Originally posted by: evident
i will never contribute money to any candidate, but i try to vote as much as possible.
The system is rigged for the rich to have disproprtionate influenc, by making money the 'mother's milk of politics' as Jesse Unruh said, because the can and do donate more.
So, the system results in a small group who provide the money having a dominant influence, the opposite of democracy.
This is why I've quoted a saying, "Politicians have to LOOK good for voters, and DO good for donors."
It's not that the politicians are total sellouts in most cases, but more that the ones whose views just happen to align with the donors get elected.
You have three main choices:
- Don't donate, and get lip service ("Thank you for your letter, Mr. Citizen.")
- Donate, and if the public more broadly did this they could turn it around. They won't.
- Fix the system to block money - which comes from a few - from dominating who gets elected.
Sorry, but a well-funded toad tends to get elected over a poorly funded prince. That's the effect of the powerful advertising industry - which makes billions from political ads.
Campaign finance reform wants to change the rules that got the people in office elected. Think it might be an uphill battle?

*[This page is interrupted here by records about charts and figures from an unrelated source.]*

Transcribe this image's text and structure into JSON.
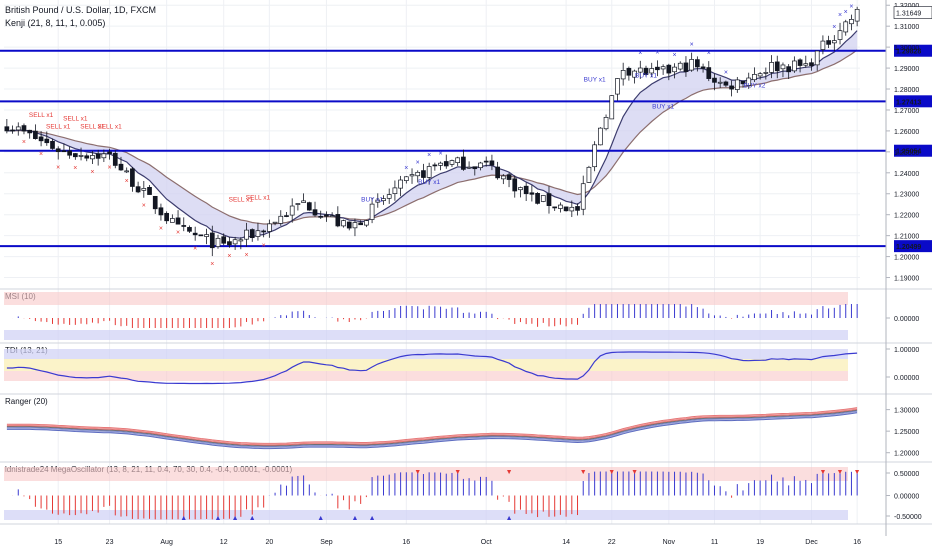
{
  "header": {
    "symbol": "British Pound / U.S. Dollar, 1D, FXCM",
    "indicator": "Kenji (21, 8, 11, 1, 0.005)"
  },
  "colors": {
    "bull": "#ffffff",
    "bear": "#131722",
    "level": "#0a0ac8",
    "band_fill": "#d2d2f0",
    "ma_dark": "#3c3c6e",
    "ma_upper": "#8c6e6e",
    "sell": "#e53935",
    "buy": "#3a3ad0",
    "red_band": "#f8c8c8",
    "blue_band": "#cfd0f5"
  },
  "chart_data": [
    {
      "type": "candlestick",
      "pane": "price",
      "y_ticks": [
        "1.32000",
        "1.31000",
        "1.30000",
        "1.29000",
        "1.28000",
        "1.27000",
        "1.26000",
        "1.25000",
        "1.24000",
        "1.23000",
        "1.22000",
        "1.21000",
        "1.20000",
        "1.19000"
      ],
      "ylim": [
        1.185,
        1.3225
      ],
      "last_price": "1.31649",
      "levels": [
        {
          "label": "1.29828",
          "value": 1.29828
        },
        {
          "label": "1.27413",
          "value": 1.27413
        },
        {
          "label": "1.25054",
          "value": 1.25054
        },
        {
          "label": "1.20499",
          "value": 1.20499
        }
      ],
      "x_ticks": [
        "15",
        "23",
        "Aug",
        "12",
        "20",
        "Sep",
        "16",
        "Oct",
        "14",
        "22",
        "Nov",
        "11",
        "19",
        "Dec",
        "16"
      ],
      "signals": [
        {
          "text": "SELL x1",
          "bar": 6,
          "price": 1.2667
        },
        {
          "text": "SELL x1",
          "bar": 9,
          "price": 1.2612
        },
        {
          "text": "SELL x1",
          "bar": 12,
          "price": 1.2649
        },
        {
          "text": "SELL x1",
          "bar": 15,
          "price": 1.2612
        },
        {
          "text": "SELL x1",
          "bar": 18,
          "price": 1.2612
        },
        {
          "text": "SELL x1",
          "bar": 41,
          "price": 1.2264
        },
        {
          "text": "SELL x1",
          "bar": 44,
          "price": 1.2273
        },
        {
          "text": "BUY x1",
          "bar": 64,
          "price": 1.2264
        },
        {
          "text": "BUY x1",
          "bar": 74,
          "price": 1.2346
        },
        {
          "text": "BUY x1",
          "bar": 103,
          "price": 1.2836
        },
        {
          "text": "BUY x1",
          "bar": 112,
          "price": 1.2854
        },
        {
          "text": "BUY x1",
          "bar": 115,
          "price": 1.2708
        },
        {
          "text": "BUY x2",
          "bar": 131,
          "price": 1.2808
        }
      ]
    },
    {
      "type": "bar",
      "pane": "osc1",
      "label": "MSI (10)",
      "y_ticks": [
        "0.00000"
      ]
    },
    {
      "type": "line",
      "pane": "osc2",
      "label": "TDI (13, 21)",
      "y_ticks": [
        "1.00000",
        "0.00000"
      ]
    },
    {
      "type": "line",
      "pane": "osc3",
      "label": "Ranger (20)",
      "y_ticks": [
        "1.30000",
        "1.25000",
        "1.20000"
      ]
    },
    {
      "type": "bar",
      "pane": "osc4",
      "label": "ldnistrade24 MegaOscillator (13, 8, 21, 11, 0.4, 70, 30, 0.4, -0.4, 0.0001, -0.0001)",
      "y_ticks": [
        "0.50000",
        "0.00000",
        "-0.50000"
      ]
    }
  ]
}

But until it's passed, the system is changed, you as a citizen can and should donate, because if more citizens did, the government would serve them, not the narror interests.
The citizen who holds their nose up and says they won't donate is doing just what the special interests want them to do - leave the narror interests with the influence.
Look at Bernie Sanders, a politician who refuses corporate donations, for an example of what a politician can do when freed of the need for corporate money.